Problems booting SC5832

12 views
Skip to first unread message

Patrick Finnegan

unread,
Oct 10, 2011, 11:06:00 AM10/10/11
to sicorte...@googlegroups.com, s...@purdue.edu
Hi, new problems with the SC5832 today.

The machine appeared hung, I couldn't get to the console on the nodes.
After a failed scboot attempt, I did a power cycle of the whole
machine, and now scboot aborts here:


Loading and booting linux
bamf: Loading vmlinux
bamf: Loading bootk
diagcomm_start: error from MSP, msp 7, node -1: RPC error: attempt to
load data timed out: nodemask = 0x200

Failed loading linux
Caught signal, cleaning up.

Any suggestions for what to look at?

Pat

Narayan Desai

unread,
Oct 10, 2011, 11:15:00 AM10/10/11
to sicorte...@googlegroups.com, s...@purdue.edu
I think that we saw something similar when we had a module go dead
earlier this year. Do diags show anything useful?
-nld

> --
> You received this message because you are subscribed to the Google Groups "SiCortex Users" group.
> To post to this group, send email to sicorte...@googlegroups.com.
> To unsubscribe from this group, send email to sicortex-user...@googlegroups.com.
> For more options, visit this group at http://groups.google.com/group/sicortex-users?hl=en.
>
>

Bobby Woods-Corwin

unread,
Oct 10, 2011, 11:25:25 AM10/10/11
to sicorte...@googlegroups.com, s...@purdue.edu
Larry would have more detailed recollections, but I will mention two
points:

> > diagcomm_start: error from MSP, msp 7, node -1: RPC error: attempt to
> > load data timed out: nodemask = 0x200

1. nodemask 0x200 implicates node 9 in particular
2. I _think_ the fact that it dies at the load data stage might
implicate the DRAM on that node

If that's so, diags will definitely pinpoint it.

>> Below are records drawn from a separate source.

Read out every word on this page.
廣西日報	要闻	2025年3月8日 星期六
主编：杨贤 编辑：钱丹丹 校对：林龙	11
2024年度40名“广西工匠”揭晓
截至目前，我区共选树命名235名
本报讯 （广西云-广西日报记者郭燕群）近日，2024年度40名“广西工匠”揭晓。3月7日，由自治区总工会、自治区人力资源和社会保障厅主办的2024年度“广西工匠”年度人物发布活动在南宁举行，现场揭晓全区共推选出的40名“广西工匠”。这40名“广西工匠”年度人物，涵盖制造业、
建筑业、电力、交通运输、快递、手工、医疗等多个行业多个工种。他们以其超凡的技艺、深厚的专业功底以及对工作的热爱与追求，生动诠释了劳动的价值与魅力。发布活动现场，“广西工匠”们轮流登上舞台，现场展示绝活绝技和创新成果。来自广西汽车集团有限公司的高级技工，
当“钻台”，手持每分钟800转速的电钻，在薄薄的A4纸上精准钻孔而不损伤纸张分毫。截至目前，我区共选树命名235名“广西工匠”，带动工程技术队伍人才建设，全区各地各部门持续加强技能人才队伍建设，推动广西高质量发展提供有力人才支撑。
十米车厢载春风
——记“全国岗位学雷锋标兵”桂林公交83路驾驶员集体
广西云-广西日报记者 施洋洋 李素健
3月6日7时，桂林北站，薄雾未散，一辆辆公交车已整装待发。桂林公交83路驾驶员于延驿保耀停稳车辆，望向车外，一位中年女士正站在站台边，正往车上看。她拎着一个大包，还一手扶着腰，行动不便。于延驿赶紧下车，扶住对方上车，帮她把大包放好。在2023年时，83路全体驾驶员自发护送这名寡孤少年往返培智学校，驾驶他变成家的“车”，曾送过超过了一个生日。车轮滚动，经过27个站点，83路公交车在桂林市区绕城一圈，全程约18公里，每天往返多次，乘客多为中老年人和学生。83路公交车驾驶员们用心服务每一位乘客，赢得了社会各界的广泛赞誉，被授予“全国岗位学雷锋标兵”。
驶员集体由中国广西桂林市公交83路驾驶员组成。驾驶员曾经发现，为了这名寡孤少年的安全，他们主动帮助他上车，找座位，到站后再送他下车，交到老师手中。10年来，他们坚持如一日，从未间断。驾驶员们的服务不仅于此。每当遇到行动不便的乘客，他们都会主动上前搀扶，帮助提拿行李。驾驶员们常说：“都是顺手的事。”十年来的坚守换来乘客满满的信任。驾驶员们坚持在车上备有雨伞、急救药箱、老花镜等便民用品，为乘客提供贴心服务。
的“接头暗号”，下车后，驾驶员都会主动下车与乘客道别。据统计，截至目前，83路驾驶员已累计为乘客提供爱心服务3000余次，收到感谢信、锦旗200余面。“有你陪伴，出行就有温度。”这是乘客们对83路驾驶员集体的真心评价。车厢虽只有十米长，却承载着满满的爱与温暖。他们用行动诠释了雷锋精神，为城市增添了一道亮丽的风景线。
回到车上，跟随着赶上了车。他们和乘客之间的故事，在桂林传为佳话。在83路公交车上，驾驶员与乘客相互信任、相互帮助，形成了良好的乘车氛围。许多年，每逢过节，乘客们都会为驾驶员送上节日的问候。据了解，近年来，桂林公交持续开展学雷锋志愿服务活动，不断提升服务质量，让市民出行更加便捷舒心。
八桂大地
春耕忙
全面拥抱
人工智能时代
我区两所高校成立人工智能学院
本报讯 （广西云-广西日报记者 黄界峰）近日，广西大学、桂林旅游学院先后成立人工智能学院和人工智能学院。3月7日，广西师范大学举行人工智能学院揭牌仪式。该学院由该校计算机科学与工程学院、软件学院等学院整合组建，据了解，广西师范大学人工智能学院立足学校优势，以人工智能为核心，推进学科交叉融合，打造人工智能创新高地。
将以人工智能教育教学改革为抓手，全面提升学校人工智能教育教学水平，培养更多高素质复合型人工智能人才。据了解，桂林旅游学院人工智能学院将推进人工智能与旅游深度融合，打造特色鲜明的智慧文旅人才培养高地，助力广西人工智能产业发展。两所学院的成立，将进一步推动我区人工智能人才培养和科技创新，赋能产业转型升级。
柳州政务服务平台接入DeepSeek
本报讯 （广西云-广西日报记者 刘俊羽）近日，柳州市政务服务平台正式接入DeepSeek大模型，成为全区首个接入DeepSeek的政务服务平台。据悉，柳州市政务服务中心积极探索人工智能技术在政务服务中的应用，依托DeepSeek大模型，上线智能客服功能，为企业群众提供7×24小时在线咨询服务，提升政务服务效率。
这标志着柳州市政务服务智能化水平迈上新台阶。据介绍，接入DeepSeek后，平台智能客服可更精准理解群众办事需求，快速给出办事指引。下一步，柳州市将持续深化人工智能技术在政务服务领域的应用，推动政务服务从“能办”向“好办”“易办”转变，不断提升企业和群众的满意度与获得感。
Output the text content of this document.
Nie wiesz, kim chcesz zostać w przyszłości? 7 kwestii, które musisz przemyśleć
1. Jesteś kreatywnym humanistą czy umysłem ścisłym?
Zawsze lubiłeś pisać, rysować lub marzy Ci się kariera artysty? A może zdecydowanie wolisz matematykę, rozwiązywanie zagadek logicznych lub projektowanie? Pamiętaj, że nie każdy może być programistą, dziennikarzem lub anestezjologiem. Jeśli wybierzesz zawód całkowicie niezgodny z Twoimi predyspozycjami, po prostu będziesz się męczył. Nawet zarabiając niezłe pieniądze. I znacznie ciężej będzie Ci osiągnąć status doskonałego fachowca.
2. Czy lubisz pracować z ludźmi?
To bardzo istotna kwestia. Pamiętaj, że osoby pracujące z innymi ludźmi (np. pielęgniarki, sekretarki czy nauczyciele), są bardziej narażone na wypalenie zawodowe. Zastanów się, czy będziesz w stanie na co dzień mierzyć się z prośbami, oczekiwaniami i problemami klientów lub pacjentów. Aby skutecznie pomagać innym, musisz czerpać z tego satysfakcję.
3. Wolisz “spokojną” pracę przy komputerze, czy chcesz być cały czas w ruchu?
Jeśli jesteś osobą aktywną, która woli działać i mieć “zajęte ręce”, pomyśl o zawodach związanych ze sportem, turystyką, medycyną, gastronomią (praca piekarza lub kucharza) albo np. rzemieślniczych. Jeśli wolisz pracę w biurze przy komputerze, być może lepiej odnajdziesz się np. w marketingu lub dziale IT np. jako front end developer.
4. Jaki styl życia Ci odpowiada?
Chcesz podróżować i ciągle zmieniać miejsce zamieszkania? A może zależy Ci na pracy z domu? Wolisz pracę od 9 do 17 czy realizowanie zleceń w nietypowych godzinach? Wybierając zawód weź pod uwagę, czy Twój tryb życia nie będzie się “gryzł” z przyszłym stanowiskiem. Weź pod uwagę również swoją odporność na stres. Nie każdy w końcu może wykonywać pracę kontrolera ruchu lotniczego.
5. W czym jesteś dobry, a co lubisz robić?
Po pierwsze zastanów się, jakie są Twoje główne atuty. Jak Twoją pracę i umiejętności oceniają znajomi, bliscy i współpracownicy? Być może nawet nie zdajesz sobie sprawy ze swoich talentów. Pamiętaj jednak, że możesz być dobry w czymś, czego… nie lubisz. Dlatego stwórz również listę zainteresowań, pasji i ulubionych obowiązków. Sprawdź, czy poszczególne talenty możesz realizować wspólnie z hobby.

And in the meantime, you can likely workaround it by disabling that node
and trying again.

--
Bobby Woods-Corwin
m...@alum.mit.edu

On Monday, October 10, 2011 10:15 AM, "Narayan Desai"

Lawrence Stewart

unread,
Oct 10, 2011, 3:29:20 PM10/10/11
to sicorte...@googlegroups.com, Lawrence Stewart, s...@purdue.edu
As Bobby says (Hi Bobby!), that sort of error indicates a failure in a specific node,
rather than a whole module or the system.

The usual course of action is to

* reboot after disabling that specific node in sicortex-system.conf

or

* run the diags on that node (at least) and see what they say.

or

* just try it again

If the trouble is a bad dimm, you can fix it yourselves (if you have spares!), otherwise
just mark it disabled and press on with the other however many nodes.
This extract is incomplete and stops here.